People living in the most deprived areas were 2.5 times more likely to be seen by mental health and addiction services than people living in the least deprived areas (6323.1 per 100,000 population compared to 2526.9 per 100,000 population, age-standardised to the World Health Organisation (WHO) standard world population).

Long-term clients

As at 30 June 2013, there were 30,572 long term clients that were seen by mental health and addiction services for one year or more. Out of these clients, 19,701 were seen for two years or more.

Legal status

Males were more likely to be subject to the Mental Health Act than females. In 2012/13, the rate for males was 254.9 per 100,000 compared with 157.0 per 100,000 females.

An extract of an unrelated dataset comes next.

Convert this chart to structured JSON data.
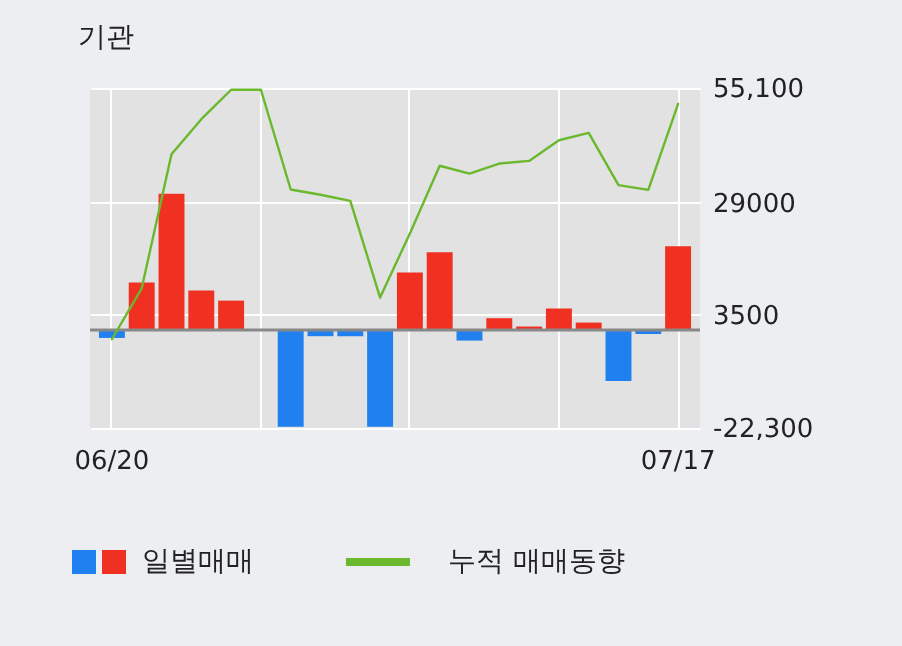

Māori were more likely to be assessed or treated under the Mental Health Act than non-Māori. In 2012/13, the rate for Māori was 443.0 per 100,000 compared with 161.9 per 100,000 for non-Māori.

Seclusion

In 2012/13, 1055 clients were secluded for a total of 1572 seclusion events, equating to an average of 1.5 events per client. Seclusion is the placing of a client at any time, and for any duration, alone in a room or area from which they cannot exit.

Electroconvulsive therapy

In 2012/13, 232 clients received a total of 2566 electroconvulsive therapy treatments, equating to an average of 11.1 treatments per client. Electroconvulsive therapy (ECT) is a therapeutic procedure in which a brief pulse of electricity is delivered to a patient’s brain in order to produce a seizure. For more information about ECT see the ‘Glossary’ worksheet.

Outcomes

The distribution of mean total HoNOS scores shows that clients had a reduction in the mean score between admission and discharge.

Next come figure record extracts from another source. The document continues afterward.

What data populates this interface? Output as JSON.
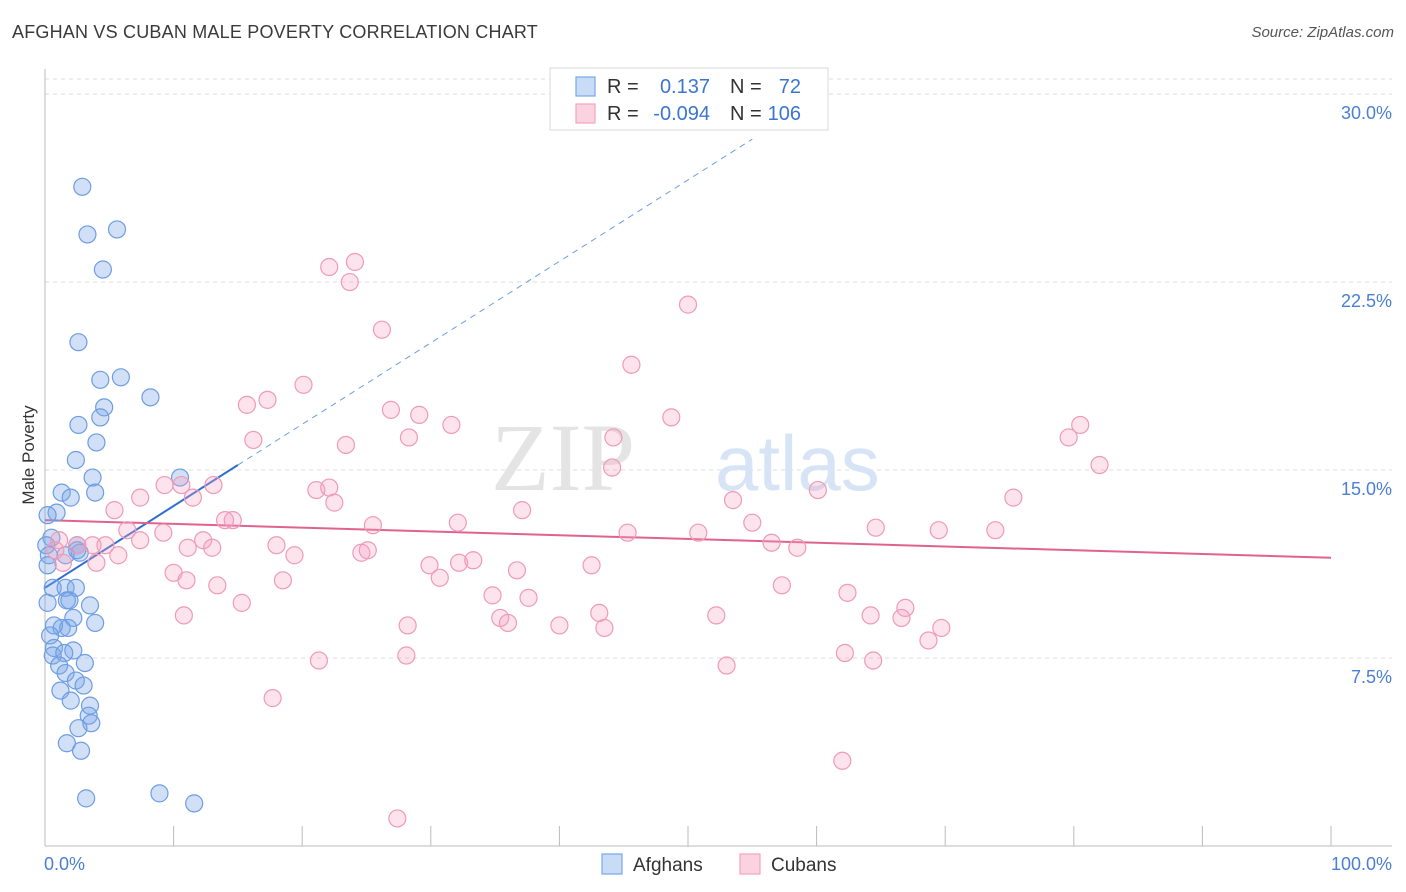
{
  "title": "AFGHAN VS CUBAN MALE POVERTY CORRELATION CHART",
  "source": "Source: ZipAtlas.com",
  "watermark": {
    "zip": "ZIP",
    "atlas": "atlas"
  },
  "chart_data": {
    "type": "scatter",
    "title": "AFGHAN VS CUBAN MALE POVERTY CORRELATION CHART",
    "xlabel": "",
    "ylabel": "Male Poverty",
    "xlim": [
      0,
      100
    ],
    "ylim": [
      0,
      31
    ],
    "x_tick_labels": [
      {
        "value": 0,
        "label": "0.0%"
      },
      {
        "value": 100,
        "label": "100.0%"
      }
    ],
    "y_ticks": [
      {
        "value": 7.5,
        "label": "7.5%"
      },
      {
        "value": 15,
        "label": "15.0%"
      },
      {
        "value": 22.5,
        "label": "22.5%"
      },
      {
        "value": 30,
        "label": "30.0%"
      }
    ],
    "legend": [
      {
        "name": "Afghans",
        "r_label": "R =",
        "r": "0.137",
        "n_label": "N =",
        "n": "72",
        "color": "#7aa7e8",
        "line": "#2f6fd0"
      },
      {
        "name": "Cubans",
        "r_label": "R =",
        "r": "-0.094",
        "n_label": "N =",
        "n": "106",
        "color": "#f4a3bf",
        "line": "#e0628f"
      }
    ],
    "series": [
      {
        "name": "Afghans",
        "trend": {
          "x0": 0,
          "y0": 10.3,
          "x1": 15,
          "y1": 15.2,
          "dash_to": {
            "x": 55,
            "y": 28.2
          }
        },
        "points": [
          [
            2.9,
            26.3
          ],
          [
            3.3,
            24.4
          ],
          [
            5.6,
            24.6
          ],
          [
            4.5,
            23.0
          ],
          [
            2.6,
            20.1
          ],
          [
            4.3,
            18.6
          ],
          [
            5.9,
            18.7
          ],
          [
            8.2,
            17.9
          ],
          [
            4.6,
            17.5
          ],
          [
            4.3,
            17.1
          ],
          [
            2.6,
            16.8
          ],
          [
            4.0,
            16.1
          ],
          [
            2.4,
            15.4
          ],
          [
            3.7,
            14.7
          ],
          [
            10.5,
            14.7
          ],
          [
            1.3,
            14.1
          ],
          [
            3.9,
            14.1
          ],
          [
            2.0,
            13.9
          ],
          [
            0.9,
            13.3
          ],
          [
            0.2,
            13.2
          ],
          [
            0.5,
            12.3
          ],
          [
            0.1,
            12.0
          ],
          [
            2.5,
            12.0
          ],
          [
            2.7,
            11.7
          ],
          [
            0.3,
            11.6
          ],
          [
            1.6,
            11.6
          ],
          [
            2.5,
            11.8
          ],
          [
            0.2,
            11.2
          ],
          [
            0.6,
            10.3
          ],
          [
            1.6,
            10.3
          ],
          [
            2.4,
            10.3
          ],
          [
            0.2,
            9.7
          ],
          [
            1.7,
            9.8
          ],
          [
            1.9,
            9.8
          ],
          [
            3.5,
            9.6
          ],
          [
            2.2,
            9.1
          ],
          [
            1.3,
            8.7
          ],
          [
            3.9,
            8.9
          ],
          [
            1.8,
            8.7
          ],
          [
            0.7,
            8.8
          ],
          [
            0.4,
            8.4
          ],
          [
            0.7,
            7.9
          ],
          [
            2.2,
            7.8
          ],
          [
            0.6,
            7.6
          ],
          [
            1.5,
            7.7
          ],
          [
            3.1,
            7.3
          ],
          [
            1.1,
            7.2
          ],
          [
            1.6,
            6.9
          ],
          [
            2.4,
            6.6
          ],
          [
            3.0,
            6.4
          ],
          [
            1.2,
            6.2
          ],
          [
            2.0,
            5.8
          ],
          [
            3.5,
            5.6
          ],
          [
            3.4,
            5.2
          ],
          [
            3.6,
            4.9
          ],
          [
            2.6,
            4.7
          ],
          [
            1.7,
            4.1
          ],
          [
            2.8,
            3.8
          ],
          [
            3.2,
            1.9
          ],
          [
            8.9,
            2.1
          ],
          [
            11.6,
            1.7
          ]
        ]
      },
      {
        "name": "Cubans",
        "trend": {
          "x0": 0,
          "y0": 13.0,
          "x1": 100,
          "y1": 11.5
        },
        "points": [
          [
            22.1,
            23.1
          ],
          [
            24.1,
            23.3
          ],
          [
            23.7,
            22.5
          ],
          [
            50.0,
            21.6
          ],
          [
            26.2,
            20.6
          ],
          [
            45.6,
            19.2
          ],
          [
            20.1,
            18.4
          ],
          [
            17.3,
            17.8
          ],
          [
            15.7,
            17.6
          ],
          [
            26.9,
            17.4
          ],
          [
            29.1,
            17.2
          ],
          [
            48.7,
            17.1
          ],
          [
            31.6,
            16.8
          ],
          [
            80.5,
            16.8
          ],
          [
            79.6,
            16.3
          ],
          [
            16.2,
            16.2
          ],
          [
            28.3,
            16.3
          ],
          [
            23.4,
            16.0
          ],
          [
            44.2,
            16.3
          ],
          [
            82.0,
            15.2
          ],
          [
            44.1,
            15.1
          ],
          [
            13.1,
            14.4
          ],
          [
            9.3,
            14.4
          ],
          [
            10.6,
            14.4
          ],
          [
            21.1,
            14.2
          ],
          [
            22.1,
            14.3
          ],
          [
            60.1,
            14.2
          ],
          [
            11.5,
            13.9
          ],
          [
            7.4,
            13.9
          ],
          [
            53.5,
            13.8
          ],
          [
            75.3,
            13.9
          ],
          [
            22.5,
            13.7
          ],
          [
            37.1,
            13.4
          ],
          [
            5.4,
            13.4
          ],
          [
            14.0,
            13.0
          ],
          [
            14.6,
            13.0
          ],
          [
            25.5,
            12.8
          ],
          [
            32.1,
            12.9
          ],
          [
            9.2,
            12.5
          ],
          [
            55.0,
            12.9
          ],
          [
            64.6,
            12.7
          ],
          [
            69.5,
            12.6
          ],
          [
            73.9,
            12.6
          ],
          [
            6.4,
            12.6
          ],
          [
            12.3,
            12.2
          ],
          [
            13.0,
            11.9
          ],
          [
            18.0,
            12.0
          ],
          [
            3.7,
            12.0
          ],
          [
            4.7,
            12.0
          ],
          [
            11.1,
            11.9
          ],
          [
            1.1,
            12.2
          ],
          [
            2.5,
            12.0
          ],
          [
            7.4,
            12.2
          ],
          [
            45.3,
            12.5
          ],
          [
            50.8,
            12.5
          ],
          [
            56.5,
            12.1
          ],
          [
            58.5,
            11.9
          ],
          [
            0.8,
            11.8
          ],
          [
            19.4,
            11.6
          ],
          [
            24.6,
            11.7
          ],
          [
            25.1,
            11.8
          ],
          [
            5.7,
            11.6
          ],
          [
            1.4,
            11.3
          ],
          [
            4.0,
            11.3
          ],
          [
            29.9,
            11.2
          ],
          [
            32.2,
            11.3
          ],
          [
            33.3,
            11.4
          ],
          [
            36.7,
            11.0
          ],
          [
            42.5,
            11.2
          ],
          [
            10.0,
            10.9
          ],
          [
            18.5,
            10.6
          ],
          [
            30.7,
            10.7
          ],
          [
            11.0,
            10.6
          ],
          [
            13.4,
            10.4
          ],
          [
            57.3,
            10.4
          ],
          [
            34.8,
            10.0
          ],
          [
            37.6,
            9.9
          ],
          [
            62.4,
            10.1
          ],
          [
            15.3,
            9.7
          ],
          [
            66.9,
            9.5
          ],
          [
            10.8,
            9.2
          ],
          [
            35.4,
            9.1
          ],
          [
            36.0,
            8.9
          ],
          [
            43.1,
            9.3
          ],
          [
            52.2,
            9.2
          ],
          [
            64.2,
            9.2
          ],
          [
            66.6,
            9.1
          ],
          [
            28.2,
            8.8
          ],
          [
            40.0,
            8.8
          ],
          [
            43.5,
            8.7
          ],
          [
            69.7,
            8.7
          ],
          [
            68.7,
            8.2
          ],
          [
            62.2,
            7.7
          ],
          [
            21.3,
            7.4
          ],
          [
            28.1,
            7.6
          ],
          [
            53.0,
            7.2
          ],
          [
            64.4,
            7.4
          ],
          [
            17.7,
            5.9
          ],
          [
            62.0,
            3.4
          ],
          [
            27.4,
            1.1
          ]
        ]
      }
    ]
  }
}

The distribution of clinically significant HoNOS items also showed this same expected pattern.

The index of severity shows that clients admitted to an inpatient unit were quite unwell (62.1% had severe symptoms). Also, as expected, fewer clients had severe symptoms when they were discharged with no further care (14.2% had severe symptoms). 

Errata

This revised edition corrects an error within the long term clients section of the key findings published below and within the accompanying spreadsheet. If you have used long term client key finding data, published before 15/07/2016, please replace with this revised version. The error is within the key findings only and the numbers published within table 41-43 are correct.